Architect of Implosion?
A recent story on CNNMoney explains why various Americans are choosing to pay a penalty instead of purchasing the health insurance nominally required by the so-called "Affordable Care Act" ("ACA"). Basically the insurance mandated by the ACA is far too expensive for some compared to the actual benefits such individuals would expect to receive. Most importantly, like the Massachusetts reform that inspired it, the statute requires health insurance companies to charge younger, healthy individuals premiums that far exceed their expected health expenses, thereby subsidizing coverage for other Americans with higher-than-average expenses. (See this previous post for an explanation of the Massachusetts approach and its onerous impact on younger, healthier individuals.) As a result, and as previously explained on this blog, many rational individuals will be better off if they decline to purchase the mandated insurance, pay the penalty, and thereby self-insure, that is, pay their health care expenses "out-of-pocket."
The story profiles one such individual, a 29 year old who works as a medical assistant while attending nursing school. According to the story, the insurance mandated by the Act would cost this single individual between $2400 and $3600 per year, despite taxpayer subsidies provided by the ACA, while the penalty for failure to purchase such a plan is about $300 per year. It is therefore no surprise that this individual has concluded that "it is more economical for me to pay $300 a year [in fines] than $200 to $300 a month for insurance I don't use."

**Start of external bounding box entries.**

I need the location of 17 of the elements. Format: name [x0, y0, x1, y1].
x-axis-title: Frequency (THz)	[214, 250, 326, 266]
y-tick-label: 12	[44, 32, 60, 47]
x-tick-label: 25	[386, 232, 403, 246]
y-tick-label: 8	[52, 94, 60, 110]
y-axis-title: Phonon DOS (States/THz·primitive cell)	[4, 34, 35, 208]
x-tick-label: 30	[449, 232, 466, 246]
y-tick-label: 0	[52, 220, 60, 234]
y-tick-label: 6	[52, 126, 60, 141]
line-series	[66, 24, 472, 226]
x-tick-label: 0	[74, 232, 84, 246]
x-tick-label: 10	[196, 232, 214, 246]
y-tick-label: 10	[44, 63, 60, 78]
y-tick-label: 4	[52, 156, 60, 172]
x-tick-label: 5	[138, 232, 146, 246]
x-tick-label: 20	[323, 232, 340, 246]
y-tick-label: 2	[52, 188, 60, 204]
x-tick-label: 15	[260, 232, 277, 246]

These data are of course only anecdotal, although they are consistent with more systematic analyses of the law's impact. (See e.g. here). These data are not surprising in light of the economic incentives that the ACA's centrally-determined pricing structure creates. Moreover, if these data are in fact representative, this would be both good news and bad news for proponents of the Affordable Care Act. The "good news" is that such data would bolster the Supreme Court's July, 2012 determination that the so-called "individual mandate" is an exercise of Congress's taxing power and thus constitutional. As many will recall, a majority of the Supreme Court (Chief Justice Roberts and Justices Scalia, Kennedy, Thomas and Alito) properly held that Congress lacks the authority under the Commerce Clause of the Constitution to compel individuals to purchase health insurance, because coercing individuals to purchase a product against their will is not, under the standard announced by Chief Justice John Marshall in Gibbons v. Ogden, 22 U.S. 1 (1824), a "regulation" of commerce. (See here and here). At the same time, a different majority of the Court, in an opinion by Chief Justice Roberts, sustained the law as an exercise of the taxing power, construing the Act's "penalty" for failure to comply with the mandate as a mere "tax" on such a failure to purchase. As previously explained on this blog, the holding that the penalty was in fact a tax rested upon a determination that the tax is low enough that individuals have a "meaningful choice" between purchasing the "mandated" insurance, on the one hand, or paying the penalty and self-insuring, on the other. Thus, evidence that individuals are in fact choosing the penalty/self-insurance route helps confirm that, at least under the majority's test, the individual mandate is no mandate at all, but instead an option, albeit one distorted by the requirement that individuals without health insurance pay a modest tax if they lack health insurance.
To be sure, Congress could arrest this spiral by raising the penalty that individuals who decline insurance must pay and/or threatening such individuals with jail time, thereby transforming an option into a mandate. However, such legislation would contradict the Court's recent holding that such a mandate exceeds the scope of Congress's power, thereby placing any such fix in immedate legal jeopardy. In short, a Congress serious about real health reform should begin to examine alternative means of achieving the Affordable Care Act's objectives by, for instance, altering regulatory policies that increase the price of health care. (See here, here, and here, for previous entries on this blog proposing such reforms).